Back to the original issue: the floor is the culprit but it's the cinder blocks that amplify the lateral movement. In other words, if you had 4 blocks, you would notice the the 'shaking' more, with 2 blocks - less. With small deflection angle from 90 degrees at the bottom, the top moves longer distance as you go higher up. That's what people experience at different floors of the same skyscraper during an earthquake.

If you want to shorten the lateral displacement (i.e. minimize the 'shaking') here is one way: you need to cross-tension the blocks: using concrete eyelet screws connect the top block on the left with the bottom block on the right with a wire with a tensioner in the middle. Reverse for the other side. Using a level vertically next to each block column, tighten/un-tighten each tensioner until each block column is as vertical as practical. If you want a bit more 'stability', you can criss-cross the cables.
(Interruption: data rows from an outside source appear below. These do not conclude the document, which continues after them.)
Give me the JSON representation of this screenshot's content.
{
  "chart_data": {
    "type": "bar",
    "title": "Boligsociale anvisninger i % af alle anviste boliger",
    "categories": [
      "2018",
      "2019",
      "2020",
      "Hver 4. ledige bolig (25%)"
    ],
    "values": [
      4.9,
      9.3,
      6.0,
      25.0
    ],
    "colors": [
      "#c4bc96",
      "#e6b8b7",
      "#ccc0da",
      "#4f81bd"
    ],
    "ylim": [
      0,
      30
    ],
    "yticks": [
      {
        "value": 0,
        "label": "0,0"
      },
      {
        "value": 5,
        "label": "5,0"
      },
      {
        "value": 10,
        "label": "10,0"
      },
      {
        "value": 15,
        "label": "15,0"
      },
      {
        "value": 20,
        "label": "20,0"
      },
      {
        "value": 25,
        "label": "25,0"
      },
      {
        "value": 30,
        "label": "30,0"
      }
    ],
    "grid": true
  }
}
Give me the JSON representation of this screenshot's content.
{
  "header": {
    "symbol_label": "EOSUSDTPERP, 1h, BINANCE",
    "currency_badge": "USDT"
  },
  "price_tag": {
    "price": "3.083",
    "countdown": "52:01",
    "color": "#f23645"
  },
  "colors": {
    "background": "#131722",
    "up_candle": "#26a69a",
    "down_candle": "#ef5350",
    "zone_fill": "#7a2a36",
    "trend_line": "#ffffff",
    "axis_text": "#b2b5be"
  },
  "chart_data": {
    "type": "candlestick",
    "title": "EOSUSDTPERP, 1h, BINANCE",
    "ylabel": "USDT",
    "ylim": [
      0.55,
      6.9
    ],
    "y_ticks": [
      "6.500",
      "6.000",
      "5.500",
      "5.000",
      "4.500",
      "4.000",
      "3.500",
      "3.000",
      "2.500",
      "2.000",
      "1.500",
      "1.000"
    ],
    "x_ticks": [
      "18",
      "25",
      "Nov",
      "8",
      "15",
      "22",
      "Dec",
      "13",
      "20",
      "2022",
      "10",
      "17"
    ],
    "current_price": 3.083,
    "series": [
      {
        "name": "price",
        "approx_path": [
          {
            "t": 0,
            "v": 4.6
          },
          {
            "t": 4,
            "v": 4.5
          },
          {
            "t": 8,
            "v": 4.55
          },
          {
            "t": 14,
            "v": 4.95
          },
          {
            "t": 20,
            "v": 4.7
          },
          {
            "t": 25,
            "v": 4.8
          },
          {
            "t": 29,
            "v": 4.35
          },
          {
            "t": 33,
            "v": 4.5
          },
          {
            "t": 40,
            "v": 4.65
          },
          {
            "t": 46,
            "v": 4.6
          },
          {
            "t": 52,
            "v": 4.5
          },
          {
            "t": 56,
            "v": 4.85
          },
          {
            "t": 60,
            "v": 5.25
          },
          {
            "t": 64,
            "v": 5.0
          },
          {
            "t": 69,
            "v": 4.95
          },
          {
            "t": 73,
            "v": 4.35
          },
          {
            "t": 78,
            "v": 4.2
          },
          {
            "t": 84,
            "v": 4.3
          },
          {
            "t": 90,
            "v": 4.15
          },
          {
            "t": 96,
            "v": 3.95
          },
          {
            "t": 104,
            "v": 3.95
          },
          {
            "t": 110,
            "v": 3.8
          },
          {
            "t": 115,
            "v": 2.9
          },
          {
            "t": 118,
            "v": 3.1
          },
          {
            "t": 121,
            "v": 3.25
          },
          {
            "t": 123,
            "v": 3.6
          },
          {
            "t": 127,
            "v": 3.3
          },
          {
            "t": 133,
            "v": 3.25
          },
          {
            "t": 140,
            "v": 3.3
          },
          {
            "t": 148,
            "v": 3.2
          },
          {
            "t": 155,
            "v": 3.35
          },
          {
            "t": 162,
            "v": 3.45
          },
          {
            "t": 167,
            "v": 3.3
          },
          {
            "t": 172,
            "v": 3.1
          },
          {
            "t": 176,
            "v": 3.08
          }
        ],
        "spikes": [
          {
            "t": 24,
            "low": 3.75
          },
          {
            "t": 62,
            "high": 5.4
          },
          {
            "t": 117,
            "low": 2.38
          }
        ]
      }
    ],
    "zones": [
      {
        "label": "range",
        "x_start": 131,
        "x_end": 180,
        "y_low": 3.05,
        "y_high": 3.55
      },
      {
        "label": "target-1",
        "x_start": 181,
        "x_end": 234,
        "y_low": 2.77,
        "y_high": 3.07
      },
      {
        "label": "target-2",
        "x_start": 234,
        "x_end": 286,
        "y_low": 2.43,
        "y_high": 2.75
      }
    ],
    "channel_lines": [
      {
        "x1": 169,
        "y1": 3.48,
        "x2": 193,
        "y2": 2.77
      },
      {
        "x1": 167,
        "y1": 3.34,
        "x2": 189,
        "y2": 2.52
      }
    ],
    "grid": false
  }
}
best pic I could find in short time: look at the diagonal bracing: it's there to minimize lateral flex.

Best of luck.

PS: if you do decide to move the tank:
Empty ~80% of water
Cover the entire water surface with paper towels: it will keep the water from splashing/moving too much and protect the plants
If you have driftwood sticking out of the water too much - cut cardboard to the internal tank size with holes to keep the driftwood from shifting
Based on your situation, get your hands on a flat-bed dolly (you can sweet-talk HomeDepo manager to let you borrow one, etc).
Move the tank together with your wooden table top
You are still looking at 250+lb, but it's doable.


----------



## tiggity (Feb 21, 2012)

I have an older house and where my tank sits, it shakes a little from traffic. To alleviate this, I put 2 hooks (to the stud) and used a fishing line to stabilize the top of the tank. Shaking is minimal but it's there. I have to very active children, 4, 2and a crazy puppy they run around the house, past the tank all day with no issues.


----------



## Marconis (Nov 8, 2010)

OVT said:


> I second that the floor is fine, but I can totally identify with your concerns: psychologically, once it's in your mind it's very hard to get get it out.
> 
> Any solution that comes to my mind is ugly...
> 
> ...


Thank you very much for this post and photo. All posts have been great so far, so thanks to everyone. I'm going to have a look at this with my brother (he's good with carpentry, construction, etc.). and we'll come up with a solution, then, based on what has been said.

I appreciate it.


----------



## Aquatic Delight (Mar 2, 2012)

another thought, maybe you could shift the location of the tank to the left or right, and try to get it better placed over the beams in the floor? i would think that having it placed better over beams in your floor it would shake less?


----------



## Marconis (Nov 8, 2010)

To me it seems as if shifting the entire tank just a few inches to the left would make a load of difference and would possibly minimize the amount of shims I am already using on the right side. This would require me to move my television over as well as my couch/rug/coffee table as it'd off-center the whole room. But it's an option...


----------



## OVT (Nov 29, 2011)

Any updates on the results?


----------



## In.a.Box (Dec 8, 2011)

my 40B shake most of the time when people walk/run. not only does the tank shake my PC/table does too. Im on the 2nd floor still im not worry about it. Sitting on a 2by3 stand.


----------



## Marconis (Nov 8, 2010)

What's up? OVT, it sounds crazy but I still haven't had a chance to sit down and figure it all out. Between work and school, I have no time to just sit back and think about things. As for now, I am just living with it, but when this semester ends I am going to start looking into what you said. Will definitely post back.


----------